If you can get a copy of today’s FT do so, there is a full page on the Heathrow Terminal 5 project – you can read it online but you need a subscription. I’ve written about T5 before, and in truth there is little new in the FT piece that hasn’t been reported elsewhere. Still, it is good to have an update and know it is still on schedule to open at 4am on 30 March 2008.
The thing that makes T5 so interesting is the approach taken by BAA (the owners of Heathrow) to the project. Rather than take the traditional construction approach of asking “Who can do this cheapest?” and load the contract with penalty clauses for the sub-contractor BAA has taken the approach that it needs the terminal to open on time so it has assumed responsibility for the risk and is managing it with innovative contracts.
One of the consequences is that BAA has adopted a number of techniques from the Lean production world. Consequently the project is on time, on schedule and has a superior safety record than most construction projects.
What is especially striking is when you look a few miles up the road: 20 minutes from my house in one direction and I can be at Heathrow in South West London; 20 minutes in a different direction and I’m at Wembley stadium in North West London. This project is nothing short of a scheduling disaster.
The British football association (who owned the old Wembley and commissioned the new one) took the traditional approach. They sub-contracted the whole project to an Australian company called Multiplex – who, I believe, have a reputation for suing people. This project is over budget, late, getting later and drove Multiplex to the edge of bankruptcy.
Of course the FA are OK, they signed a fixed price deal so what does it matter to them? Well, it does matter, they don’t have a stadium yet and it was a stadium they wanted not financial compensation.
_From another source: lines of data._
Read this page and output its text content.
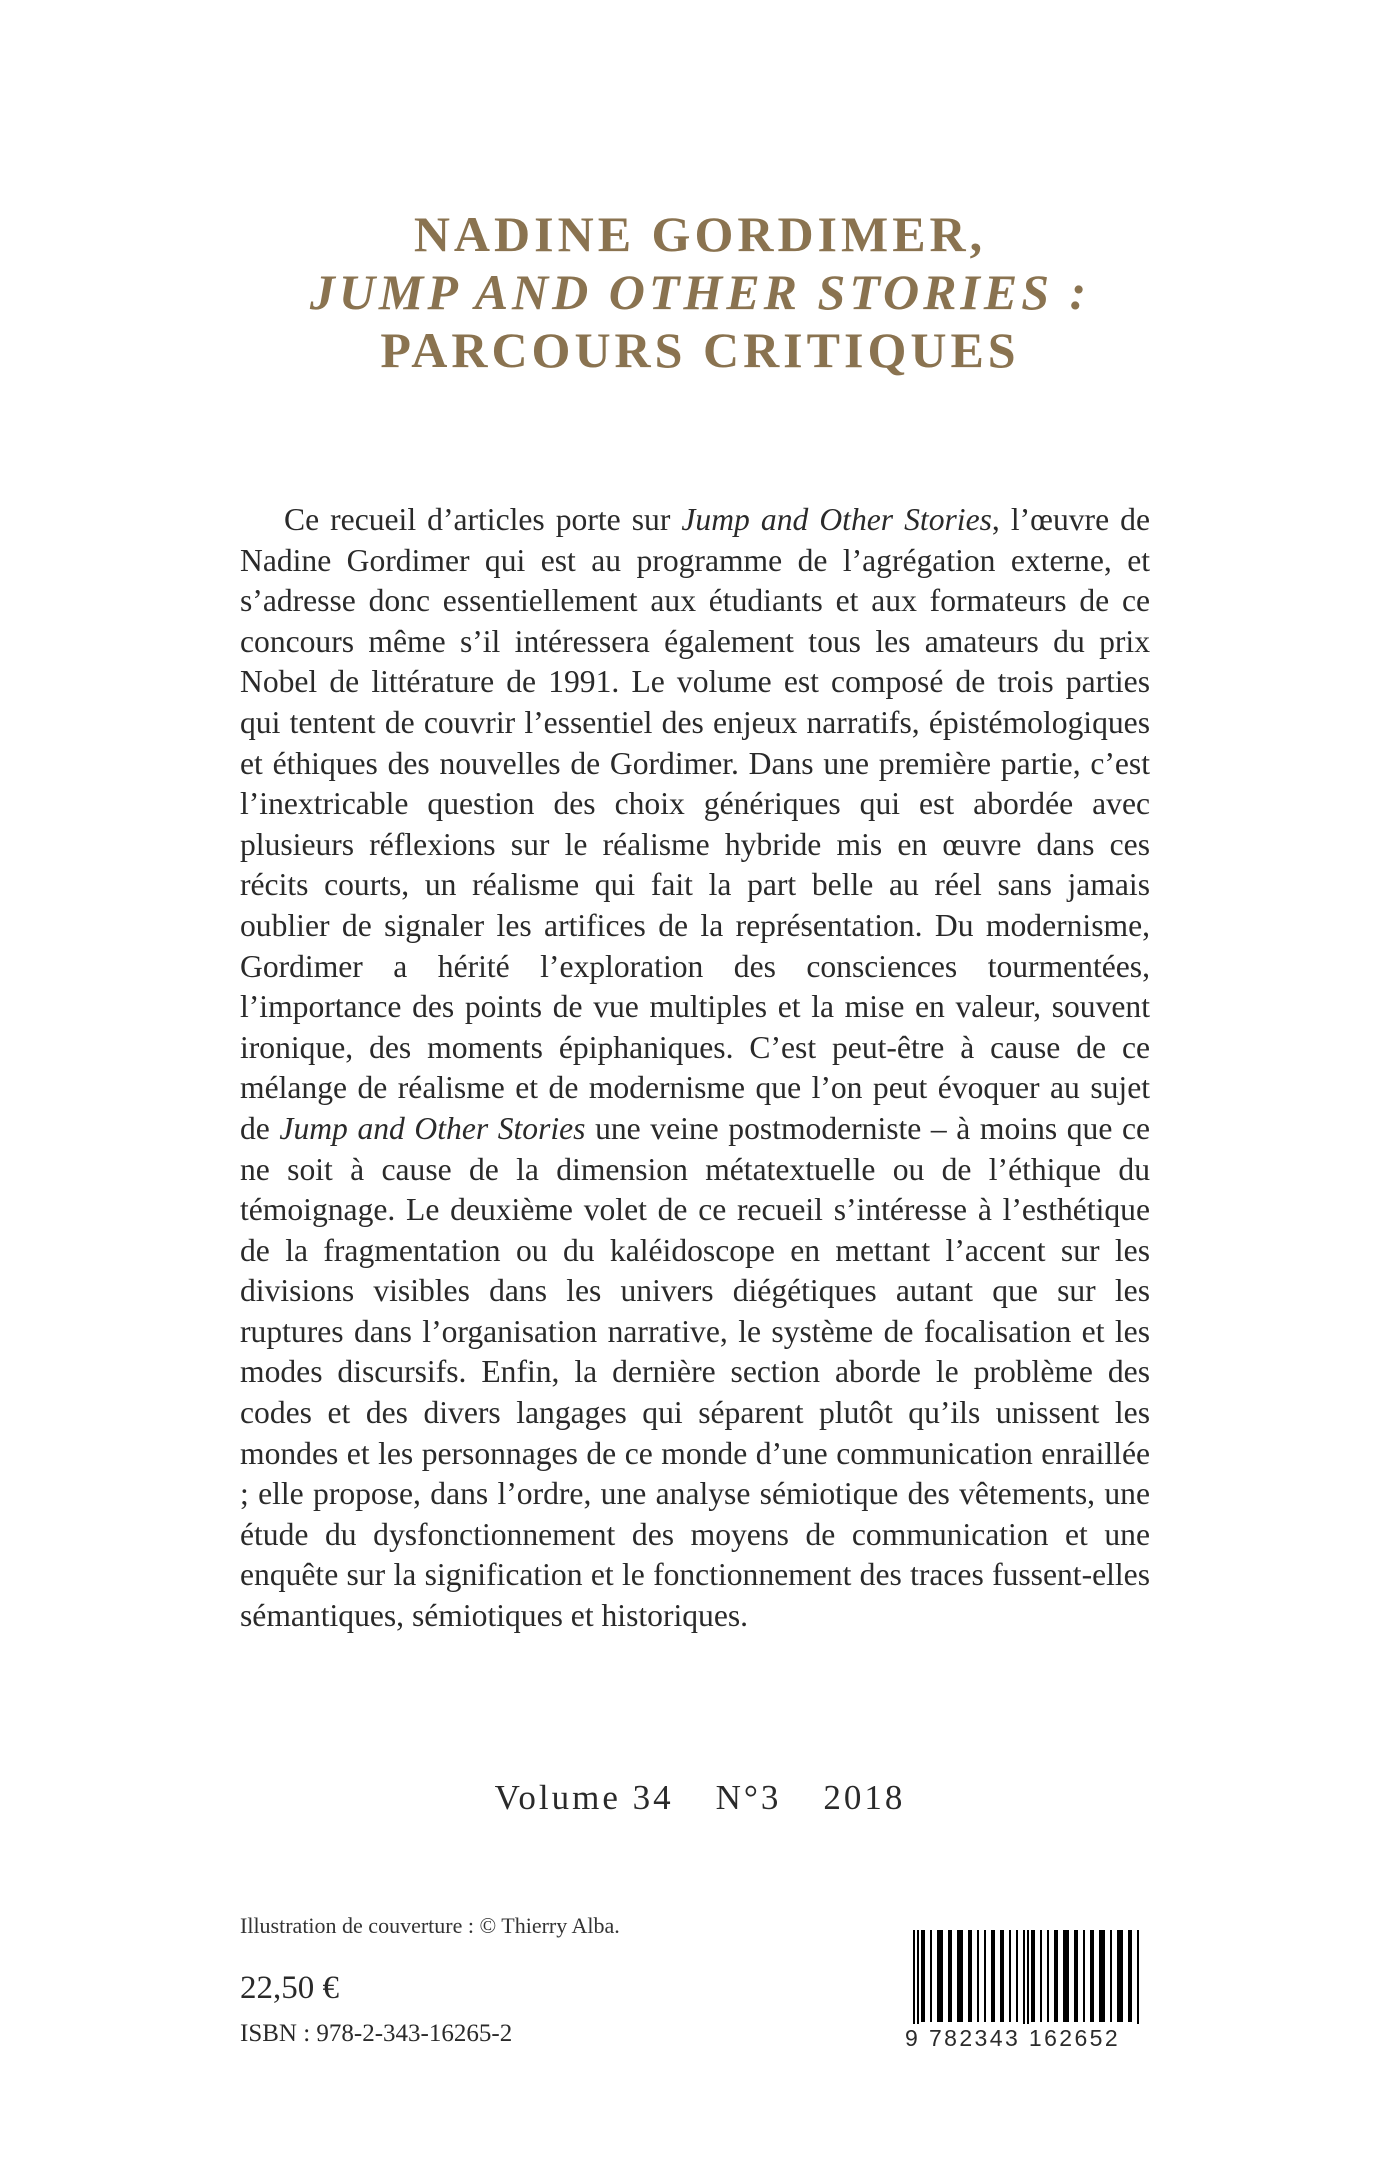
NADINE GORDIMER,
JUMP AND OTHER STORIES :
PARCOURS CRITIQUES
Ce recueil d’articles porte sur Jump and Other Stories, l’œuvre de Nadine Gordimer qui est au programme de l’agrégation externe, et s’adresse donc essentiellement aux étudiants et aux formateurs de ce concours même s’il intéressera également tous les amateurs du prix Nobel de littérature de 1991. Le volume est composé de trois parties qui tentent de couvrir l’essentiel des enjeux narratifs, épistémologiques et éthiques des nouvelles de Gordimer. Dans une première partie, c’est l’inextricable question des choix génériques qui est abordée avec plusieurs réflexions sur le réalisme hybride mis en œuvre dans ces récits courts, un réalisme qui fait la part belle au réel sans jamais oublier de signaler les artifices de la représentation. Du modernisme, Gordimer a hérité l’exploration des consciences tourmentées, l’importance des points de vue multiples et la mise en valeur, souvent ironique, des moments épiphaniques. C’est peut-être à cause de ce mélange de réalisme et de modernisme que l’on peut évoquer au sujet de Jump and Other Stories une veine postmoderniste – à moins que ce ne soit à cause de la dimension métatextuelle ou de l’éthique du témoignage. Le deuxième volet de ce recueil s’intéresse à l’esthétique de la fragmentation ou du kaléidoscope en mettant l’accent sur les divisions visibles dans les univers diégétiques autant que sur les ruptures dans l’organisation narrative, le système de focalisation et les modes discursifs. Enfin, la dernière section aborde le problème des codes et des divers langages qui séparent plutôt qu’ils unissent les mondes et les personnages de ce monde d’une communication enraillée ; elle propose, dans l’ordre, une analyse sémiotique des vêtements, une étude du dysfonctionnement des moyens de communication et une enquête sur la signification et le fonctionnement des traces fussent-elles sémantiques, sémiotiques et historiques.
Volume 34 N°3 2018
Illustration de couverture : © Thierry Alba.
22,50 €
ISBN : 978-2-343-16265-2	9 782343 162652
Wembley has been plagued by missed milestones, strikes, sub contractor problems and everything else we’ve come to expect from big construction projects.
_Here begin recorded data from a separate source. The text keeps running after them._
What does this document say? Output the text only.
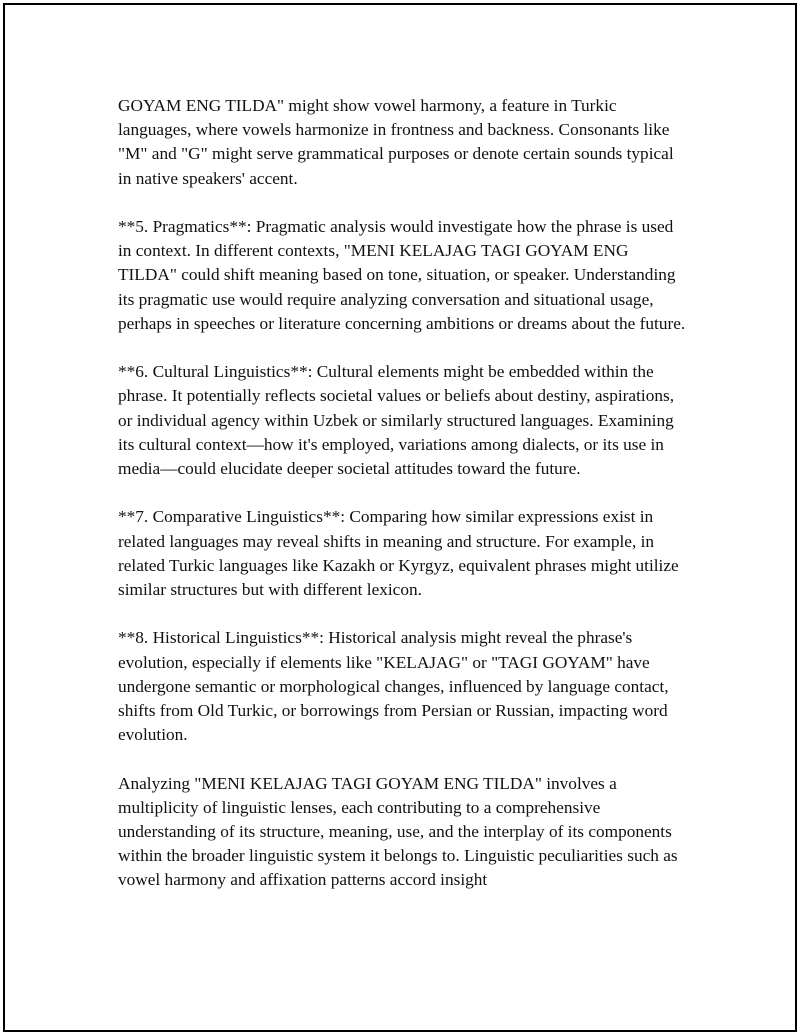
GOYAM ENG TILDA" might show vowel harmony, a feature in Turkic languages, where vowels harmonize in frontness and backness. Consonants like "M" and "G" might serve grammatical purposes or denote certain sounds typical in native speakers' accent.

**5. Pragmatics**: Pragmatic analysis would investigate how the phrase is used in context. In different contexts, "MENI KELAJAG TAGI GOYAM ENG TILDA" could shift meaning based on tone, situation, or speaker. Understanding its pragmatic use would require analyzing conversation and situational usage, perhaps in speeches or literature concerning ambitions or dreams about the future.

**6. Cultural Linguistics**: Cultural elements might be embedded within the phrase. It potentially reflects societal values or beliefs about destiny, aspirations, or individual agency within Uzbek or similarly structured languages. Examining its cultural context—how it's employed, variations among dialects, or its use in media—could elucidate deeper societal attitudes toward the future.

**7. Comparative Linguistics**: Comparing how similar expressions exist in related languages may reveal shifts in meaning and structure. For example, in related Turkic languages like Kazakh or Kyrgyz, equivalent phrases might utilize similar structures but with different lexicon.

**8. Historical Linguistics**: Historical analysis might reveal the phrase's evolution, especially if elements like "KELAJAG" or "TAGI GOYAM" have undergone semantic or morphological changes, influenced by language contact, shifts from Old Turkic, or borrowings from Persian or Russian, impacting word evolution.

Analyzing "MENI KELAJAG TAGI GOYAM ENG TILDA" involves a multiplicity of linguistic lenses, each contributing to a comprehensive understanding of its structure, meaning, use, and the interplay of its components within the broader linguistic system it belongs to. Linguistic peculiarities such as vowel harmony and affixation patterns accord insight
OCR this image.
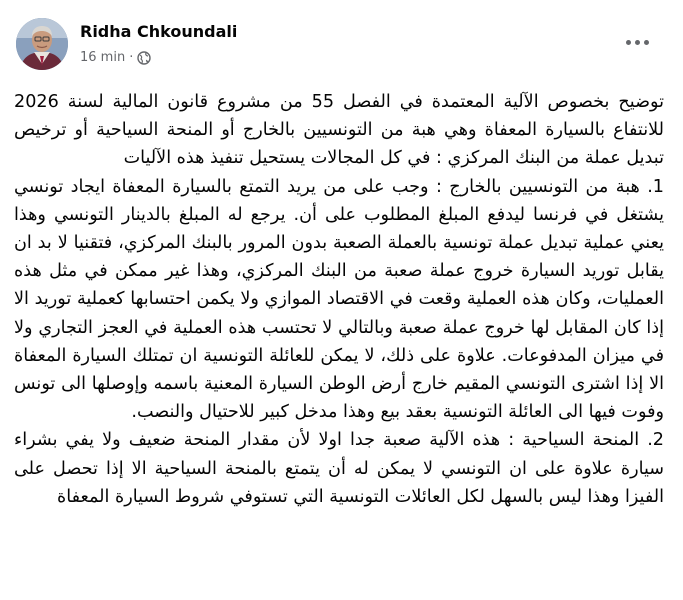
Ridha Chkoundali
16 min ·

توضيح بخصوص الآلية المعتمدة في الفصل 55 من مشروع قانون المالية لسنة 2026 للانتفاع بالسيارة المعفاة وهي هبة من التونسيين بالخارج أو المنحة السياحية أو ترخيص تبديل عملة من البنك المركزي : في كل المجالات يستحيل تنفيذ هذه الآليات

1. هبة من التونسيين بالخارج : وجب على من يريد التمتع بالسيارة المعفاة ايجاد تونسي يشتغل في فرنسا ليدفع المبلغ المطلوب على أن. يرجع له المبلغ بالدينار التونسي وهذا يعني عملية تبديل عملة تونسية بالعملة الصعبة بدون المرور بالبنك المركزي، فتقنيا لا بد ان يقابل توريد السيارة خروج عملة صعبة من البنك المركزي، وهذا غير ممكن في مثل هذه العمليات، وكان هذه العملية وقعت في الاقتصاد الموازي ولا يكمن احتسابها كعملية توريد الا إذا كان المقابل لها خروج عملة صعبة وبالتالي لا تحتسب هذه العملية في العجز التجاري ولا في ميزان المدفوعات. علاوة على ذلك، لا يمكن للعائلة التونسية ان تمتلك السيارة المعفاة الا إذا اشترى التونسي المقيم خارج أرض الوطن السيارة المعنية باسمه وإوصلها الى تونس وفوت فيها الى العائلة التونسية بعقد بيع وهذا مدخل كبير للاحتيال والنصب.

2. المنحة السياحية : هذه الآلية صعبة جدا اولا لأن مقدار المنحة ضعيف ولا يفي بشراء سيارة علاوة على ان التونسي لا يمكن له أن يتمتع بالمنحة السياحية الا إذا تحصل على الفيزا وهذا ليس بالسهل لكل العائلات التونسية التي تستوفي شروط السيارة المعفاة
Some people, like the former Government Minister David Mellor, seem to think this is quite reasonable:
The former chairman of the government's football task force, David Mellor, agreed, saying: "It's late, but tell me a building project that isn't late. This is a major project, and I just think that the fact that it may be a few weeks late finishing, in the great order of things... doesn't matter tuppence.” (BBC, 21 February 2006)
Well, Wembley is more than a few weeks late now. Its currently about a year late and has yet to open. I don’t know is David Mellor has commented on Wembley more recently, or if he is aware of T5 but I’d really like know if he stands by his comment.
So, why make this contrast in a blog that is normally about software?
As I said before, T5 is built on risk sharing and lean principles, that does matter. Terminal 5 shows that large engineering projects can be undertaken using these techniques and that they work. And more importantly it shows that these principles transfer from car building to other areas.